Asia’s Post-COVID Education Catch-Up
Failure to make up for students’ significant learning losses during the pandemic could diminish their lifetime earning potential and substantially damage economic equity across the Asia-Pacific region. Governments must urgently mitigate these shortfalls by strengthening schools and social safety nets.
MANILA – Across Asia and the Pacific, students and parents are breathing a sigh of relief as schools reopen and in-person classes gradually resume. But now comes the reckoning: Failure to make up for students’ significant education losses during the COVID-19 pandemic could diminish their lifetime earning potential and substantially damage economic equity throughout the region.

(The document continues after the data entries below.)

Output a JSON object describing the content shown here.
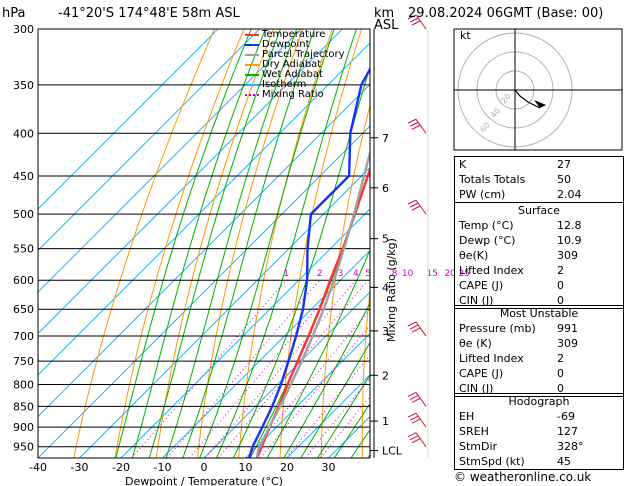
{
  "header": {
    "hpa_label": "hPa",
    "location": "-41°20'S  174°48'E  58m  ASL",
    "km_label": "km",
    "asl_label": "ASL",
    "datetime": "29.08.2024  06GMT  (Base: 00)"
  },
  "legend": [
    {
      "label": "Temperature",
      "color": "#ff3030",
      "style": "solid"
    },
    {
      "label": "Dewpoint",
      "color": "#1530ff",
      "style": "solid"
    },
    {
      "label": "Parcel Trajectory",
      "color": "#a0a0a0",
      "style": "solid"
    },
    {
      "label": "Dry Adiabat",
      "color": "#ff9a00",
      "style": "solid"
    },
    {
      "label": "Wet Adiabat",
      "color": "#00b000",
      "style": "solid"
    },
    {
      "label": "Isotherm",
      "color": "#20b8ff",
      "style": "solid"
    },
    {
      "label": "Mixing Ratio",
      "color": "#d000d0",
      "style": "dotted"
    }
  ],
  "chart_data": {
    "type": "line",
    "xlabel": "Dewpoint / Temperature (°C)",
    "ylabel": "hPa",
    "right_ylabel": "Mixing Ratio (g/kg)",
    "xlim": [
      -40,
      40
    ],
    "ylim": [
      300,
      980
    ],
    "y_scale": "log",
    "x_ticks": [
      "-40",
      "-30",
      "-20",
      "-10",
      "0",
      "10",
      "20",
      "30"
    ],
    "pressure_levels": [
      300,
      350,
      400,
      450,
      500,
      550,
      600,
      650,
      700,
      750,
      800,
      850,
      900,
      950
    ],
    "km_ticks": [
      {
        "km": "1",
        "p": 885
      },
      {
        "km": "2",
        "p": 780
      },
      {
        "km": "3",
        "p": 690
      },
      {
        "km": "4",
        "p": 612
      },
      {
        "km": "5",
        "p": 535
      },
      {
        "km": "6",
        "p": 465
      },
      {
        "km": "7",
        "p": 405
      },
      {
        "km": "LCL",
        "p": 960
      }
    ],
    "mixing_ratio_labels": [
      "1",
      "2",
      "3",
      "4",
      "5",
      "8",
      "10",
      "15",
      "20",
      "25"
    ],
    "mixing_ratio_values": [
      1,
      2,
      3,
      4,
      5,
      8,
      10,
      15,
      20,
      25
    ],
    "series": [
      {
        "name": "Temperature",
        "color": "#ff3030",
        "points": [
          [
            980,
            12.8
          ],
          [
            950,
            11.2
          ],
          [
            900,
            8.4
          ],
          [
            850,
            5.6
          ],
          [
            800,
            2.4
          ],
          [
            750,
            -0.8
          ],
          [
            700,
            -4.2
          ],
          [
            650,
            -8.0
          ],
          [
            600,
            -12.4
          ],
          [
            550,
            -17.0
          ],
          [
            500,
            -22.4
          ],
          [
            450,
            -28.5
          ],
          [
            400,
            -35.2
          ],
          [
            350,
            -42.5
          ],
          [
            300,
            -49.5
          ]
        ]
      },
      {
        "name": "Dewpoint",
        "color": "#1530ff",
        "points": [
          [
            980,
            10.9
          ],
          [
            950,
            9.0
          ],
          [
            900,
            6.6
          ],
          [
            850,
            4.0
          ],
          [
            800,
            0.8
          ],
          [
            750,
            -3.0
          ],
          [
            700,
            -7.2
          ],
          [
            650,
            -12.0
          ],
          [
            600,
            -18.0
          ],
          [
            550,
            -25.5
          ],
          [
            500,
            -33.0
          ],
          [
            450,
            -33.0
          ],
          [
            400,
            -43.0
          ],
          [
            350,
            -52.0
          ],
          [
            300,
            -58.0
          ]
        ]
      },
      {
        "name": "Parcel Trajectory",
        "color": "#a0a0a0",
        "points": [
          [
            980,
            12.8
          ],
          [
            960,
            11.2
          ],
          [
            900,
            8.3
          ],
          [
            850,
            5.9
          ],
          [
            800,
            3.2
          ],
          [
            750,
            0.2
          ],
          [
            700,
            -3.2
          ],
          [
            650,
            -7.0
          ],
          [
            600,
            -11.5
          ],
          [
            550,
            -16.7
          ],
          [
            500,
            -22.6
          ],
          [
            450,
            -29.4
          ],
          [
            400,
            -37.0
          ],
          [
            350,
            -45.5
          ],
          [
            300,
            -54.0
          ]
        ]
      }
    ],
    "wind_barb_levels": [
      300,
      400,
      500,
      700,
      850,
      900,
      950
    ]
  },
  "hodograph": {
    "label": "kt",
    "ring_labels": [
      "20",
      "40",
      "60"
    ]
  },
  "indices_table": {
    "rows": [
      {
        "label": "K",
        "value": "27"
      },
      {
        "label": "Totals Totals",
        "value": "50"
      },
      {
        "label": "PW (cm)",
        "value": "2.04"
      }
    ]
  },
  "surface": {
    "title": "Surface",
    "rows": [
      {
        "label": "Temp (°C)",
        "value": "12.8"
      },
      {
        "label": "Dewp (°C)",
        "value": "10.9"
      },
      {
        "label": "θe(K)",
        "value": "309"
      },
      {
        "label": "Lifted Index",
        "value": "2"
      },
      {
        "label": "CAPE (J)",
        "value": "0"
      },
      {
        "label": "CIN (J)",
        "value": "0"
      }
    ]
  },
  "most_unstable": {
    "title": "Most Unstable",
    "rows": [
      {
        "label": "Pressure (mb)",
        "value": "991"
      },
      {
        "label": "θe (K)",
        "value": "309"
      },
      {
        "label": "Lifted Index",
        "value": "2"
      },
      {
        "label": "CAPE (J)",
        "value": "0"
      },
      {
        "label": "CIN (J)",
        "value": "0"
      }
    ]
  },
  "hodograph_table": {
    "title": "Hodograph",
    "rows": [
      {
        "label": "EH",
        "value": "-69"
      },
      {
        "label": "SREH",
        "value": "127"
      },
      {
        "label": "StmDir",
        "value": "328°"
      },
      {
        "label": "StmSpd (kt)",
        "value": "45"
      }
    ]
  },
  "footer": "© weatheronline.co.uk"
}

With the new academic year in many Asian countries starting in a matter of months, governments must urgently mitigate these learning shortfalls by strengthening schools and social safety nets. While many schools offered remote learning during the pandemic, this was a poor substitute for in-person instruction – especially in developing countries. According to Asian Development Bank estimates, students in developing Asia lost over half a year of effective learning on average.
The costs of doing nothing are steep. If not remedied, students’ lost education will reduce their productivity throughout their working lives and translate into estimated aggregate forgone earnings of $3.2 trillion in constant 2020 dollars, equivalent to 13% of developing Asia’s GDP in 2020.